Taking the number of fractures, fracture half-length, fracture permeability and production differential pressure as variables, the calculation formula of peak oil production is obtained by fitting. The formula can be expressed as follows

$${Q}_{o\_\mathrm{max}}=1.3934N+0.0108L+{10}^{-10}{{k}_{f}}^{2}+3\cdot {10}^{-5}{k}_{f}+0.0034\Delta p-402.765.$$
(9)

Using the peak oil production formula, it can calculate the peak oil production of fractured horizontal wells under different engineering conditions when the engineering parameters are known

Conclusions

In this paper, a simulation conceptual model is established using CMG reservoir numerical simulation software. The influence of engineering parameters on the peak daily oil production is analyzed, and a mathematical prediction model for daily oil production peak is established. The detailed conclusion is as follows.

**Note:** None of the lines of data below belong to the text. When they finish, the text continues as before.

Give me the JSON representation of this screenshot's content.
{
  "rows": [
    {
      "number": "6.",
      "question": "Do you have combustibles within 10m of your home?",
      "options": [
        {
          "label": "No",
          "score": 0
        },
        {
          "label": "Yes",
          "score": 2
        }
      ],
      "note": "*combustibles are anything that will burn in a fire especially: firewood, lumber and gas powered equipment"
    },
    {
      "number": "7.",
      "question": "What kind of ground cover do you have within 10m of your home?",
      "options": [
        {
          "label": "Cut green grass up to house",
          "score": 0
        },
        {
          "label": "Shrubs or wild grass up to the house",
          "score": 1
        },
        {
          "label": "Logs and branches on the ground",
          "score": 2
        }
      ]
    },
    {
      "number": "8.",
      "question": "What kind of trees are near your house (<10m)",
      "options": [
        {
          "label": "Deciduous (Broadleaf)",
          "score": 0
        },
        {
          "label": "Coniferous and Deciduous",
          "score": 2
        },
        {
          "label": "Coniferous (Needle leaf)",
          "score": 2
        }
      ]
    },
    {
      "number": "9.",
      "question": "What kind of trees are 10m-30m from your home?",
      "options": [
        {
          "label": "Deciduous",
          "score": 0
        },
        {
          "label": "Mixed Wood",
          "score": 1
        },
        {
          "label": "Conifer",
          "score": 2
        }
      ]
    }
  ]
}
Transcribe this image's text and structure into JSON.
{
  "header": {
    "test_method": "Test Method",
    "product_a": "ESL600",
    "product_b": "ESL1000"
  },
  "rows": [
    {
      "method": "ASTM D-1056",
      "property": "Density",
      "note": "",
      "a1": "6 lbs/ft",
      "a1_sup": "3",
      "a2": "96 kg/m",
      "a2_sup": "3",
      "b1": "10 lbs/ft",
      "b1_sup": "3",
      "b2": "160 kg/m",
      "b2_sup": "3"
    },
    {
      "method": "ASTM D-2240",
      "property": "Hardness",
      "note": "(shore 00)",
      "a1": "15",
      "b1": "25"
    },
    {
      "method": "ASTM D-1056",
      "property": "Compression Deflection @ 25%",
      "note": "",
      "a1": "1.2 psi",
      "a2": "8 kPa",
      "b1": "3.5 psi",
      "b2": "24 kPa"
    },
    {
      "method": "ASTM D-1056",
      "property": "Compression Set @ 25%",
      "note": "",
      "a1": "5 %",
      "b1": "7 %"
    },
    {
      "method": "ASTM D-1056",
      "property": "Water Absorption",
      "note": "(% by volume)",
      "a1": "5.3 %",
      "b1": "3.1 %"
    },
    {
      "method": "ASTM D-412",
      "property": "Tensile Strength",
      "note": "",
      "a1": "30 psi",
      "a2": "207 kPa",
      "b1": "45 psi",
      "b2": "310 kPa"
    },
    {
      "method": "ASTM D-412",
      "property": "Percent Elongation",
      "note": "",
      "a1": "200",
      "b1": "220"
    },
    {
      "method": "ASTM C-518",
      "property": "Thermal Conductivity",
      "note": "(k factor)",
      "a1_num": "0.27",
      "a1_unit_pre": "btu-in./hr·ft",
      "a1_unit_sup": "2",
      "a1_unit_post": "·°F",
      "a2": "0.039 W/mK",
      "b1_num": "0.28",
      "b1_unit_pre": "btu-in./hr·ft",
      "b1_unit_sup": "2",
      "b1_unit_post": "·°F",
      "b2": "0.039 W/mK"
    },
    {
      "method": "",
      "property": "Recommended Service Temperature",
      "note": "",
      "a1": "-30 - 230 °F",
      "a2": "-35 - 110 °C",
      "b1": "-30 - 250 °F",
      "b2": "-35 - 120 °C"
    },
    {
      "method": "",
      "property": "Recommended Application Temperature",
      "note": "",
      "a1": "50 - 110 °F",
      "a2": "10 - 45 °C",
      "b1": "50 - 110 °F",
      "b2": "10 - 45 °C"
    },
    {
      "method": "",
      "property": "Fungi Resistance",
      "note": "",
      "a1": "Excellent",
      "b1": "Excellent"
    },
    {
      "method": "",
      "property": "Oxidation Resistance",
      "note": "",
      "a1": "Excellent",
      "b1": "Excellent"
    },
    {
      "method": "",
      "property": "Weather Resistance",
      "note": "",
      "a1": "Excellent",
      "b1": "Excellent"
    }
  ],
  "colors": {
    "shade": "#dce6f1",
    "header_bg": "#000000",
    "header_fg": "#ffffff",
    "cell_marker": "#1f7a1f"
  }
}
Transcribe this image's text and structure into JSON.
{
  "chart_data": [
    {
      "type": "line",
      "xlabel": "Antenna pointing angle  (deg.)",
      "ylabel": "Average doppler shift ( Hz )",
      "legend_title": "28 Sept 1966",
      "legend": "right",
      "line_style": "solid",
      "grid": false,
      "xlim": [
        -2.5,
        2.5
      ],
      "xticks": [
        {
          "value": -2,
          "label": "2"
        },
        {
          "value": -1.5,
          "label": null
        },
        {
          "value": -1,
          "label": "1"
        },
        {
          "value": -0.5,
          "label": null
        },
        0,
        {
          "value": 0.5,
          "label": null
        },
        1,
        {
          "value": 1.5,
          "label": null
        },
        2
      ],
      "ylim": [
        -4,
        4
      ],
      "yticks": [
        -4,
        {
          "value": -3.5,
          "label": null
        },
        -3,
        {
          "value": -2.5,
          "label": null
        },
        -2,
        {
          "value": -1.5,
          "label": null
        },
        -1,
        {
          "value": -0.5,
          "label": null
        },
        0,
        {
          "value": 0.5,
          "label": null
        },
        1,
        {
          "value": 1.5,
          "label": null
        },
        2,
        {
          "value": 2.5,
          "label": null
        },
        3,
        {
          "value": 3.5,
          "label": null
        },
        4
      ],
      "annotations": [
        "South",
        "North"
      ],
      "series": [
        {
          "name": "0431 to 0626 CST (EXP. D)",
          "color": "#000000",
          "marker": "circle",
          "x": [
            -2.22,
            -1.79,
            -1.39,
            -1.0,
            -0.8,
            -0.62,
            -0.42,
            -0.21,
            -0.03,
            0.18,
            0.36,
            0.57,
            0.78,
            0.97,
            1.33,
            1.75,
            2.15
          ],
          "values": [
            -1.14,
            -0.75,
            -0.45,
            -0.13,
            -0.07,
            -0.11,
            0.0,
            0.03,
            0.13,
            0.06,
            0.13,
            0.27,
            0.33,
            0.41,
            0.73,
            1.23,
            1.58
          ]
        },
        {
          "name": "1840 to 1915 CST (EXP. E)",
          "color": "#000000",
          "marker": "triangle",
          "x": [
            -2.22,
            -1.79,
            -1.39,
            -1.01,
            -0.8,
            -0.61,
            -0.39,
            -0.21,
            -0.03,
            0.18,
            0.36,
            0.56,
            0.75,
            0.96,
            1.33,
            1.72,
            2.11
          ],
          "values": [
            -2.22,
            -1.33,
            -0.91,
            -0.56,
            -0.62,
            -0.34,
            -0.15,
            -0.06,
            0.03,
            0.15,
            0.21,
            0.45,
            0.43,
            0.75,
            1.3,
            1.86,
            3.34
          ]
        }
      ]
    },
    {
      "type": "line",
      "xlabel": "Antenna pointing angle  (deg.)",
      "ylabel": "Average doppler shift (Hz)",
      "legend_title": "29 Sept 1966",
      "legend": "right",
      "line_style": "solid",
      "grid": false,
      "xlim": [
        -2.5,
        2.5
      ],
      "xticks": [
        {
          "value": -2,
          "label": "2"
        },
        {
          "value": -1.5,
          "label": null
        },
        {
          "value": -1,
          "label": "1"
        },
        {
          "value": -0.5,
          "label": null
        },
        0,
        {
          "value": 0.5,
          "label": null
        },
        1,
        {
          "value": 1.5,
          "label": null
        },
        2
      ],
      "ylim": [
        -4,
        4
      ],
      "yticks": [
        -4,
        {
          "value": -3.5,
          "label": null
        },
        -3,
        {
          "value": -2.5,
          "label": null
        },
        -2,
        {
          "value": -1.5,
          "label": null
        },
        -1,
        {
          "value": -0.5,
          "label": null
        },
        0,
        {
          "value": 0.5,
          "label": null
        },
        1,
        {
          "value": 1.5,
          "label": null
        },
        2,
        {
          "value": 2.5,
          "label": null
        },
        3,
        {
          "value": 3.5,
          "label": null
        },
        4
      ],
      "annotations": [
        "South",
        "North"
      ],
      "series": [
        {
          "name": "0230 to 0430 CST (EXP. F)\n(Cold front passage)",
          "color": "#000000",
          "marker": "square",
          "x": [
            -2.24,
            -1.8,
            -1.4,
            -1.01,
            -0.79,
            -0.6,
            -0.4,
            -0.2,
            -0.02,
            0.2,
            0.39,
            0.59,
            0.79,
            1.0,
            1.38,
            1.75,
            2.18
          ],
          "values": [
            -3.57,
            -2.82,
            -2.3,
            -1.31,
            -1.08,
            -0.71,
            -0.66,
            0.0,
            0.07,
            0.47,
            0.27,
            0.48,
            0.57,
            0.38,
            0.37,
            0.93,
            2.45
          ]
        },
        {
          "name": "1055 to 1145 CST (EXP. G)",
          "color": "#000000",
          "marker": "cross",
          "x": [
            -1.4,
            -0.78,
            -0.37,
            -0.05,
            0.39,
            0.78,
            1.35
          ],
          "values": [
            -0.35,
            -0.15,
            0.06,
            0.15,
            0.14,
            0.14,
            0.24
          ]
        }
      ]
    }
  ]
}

1. With the increase of the number of fracture clusters, half-length, fracture permeability and production pressure difference, the daily oil production gradually increases, but has little impact on the overall change trend.

2. The main controlling factors affecting production capacity are found out by grey correlation method. The influence of engineering factors on peak oil production is that: the cluster number is the largest, fracture half-length is the second, the production pressure difference is the third and fracture permeability is the last.

3. The prediction model of peak oil production is fitted with the variables of fracture cluster number, fracture half-length, fracture permeability and production pressure difference.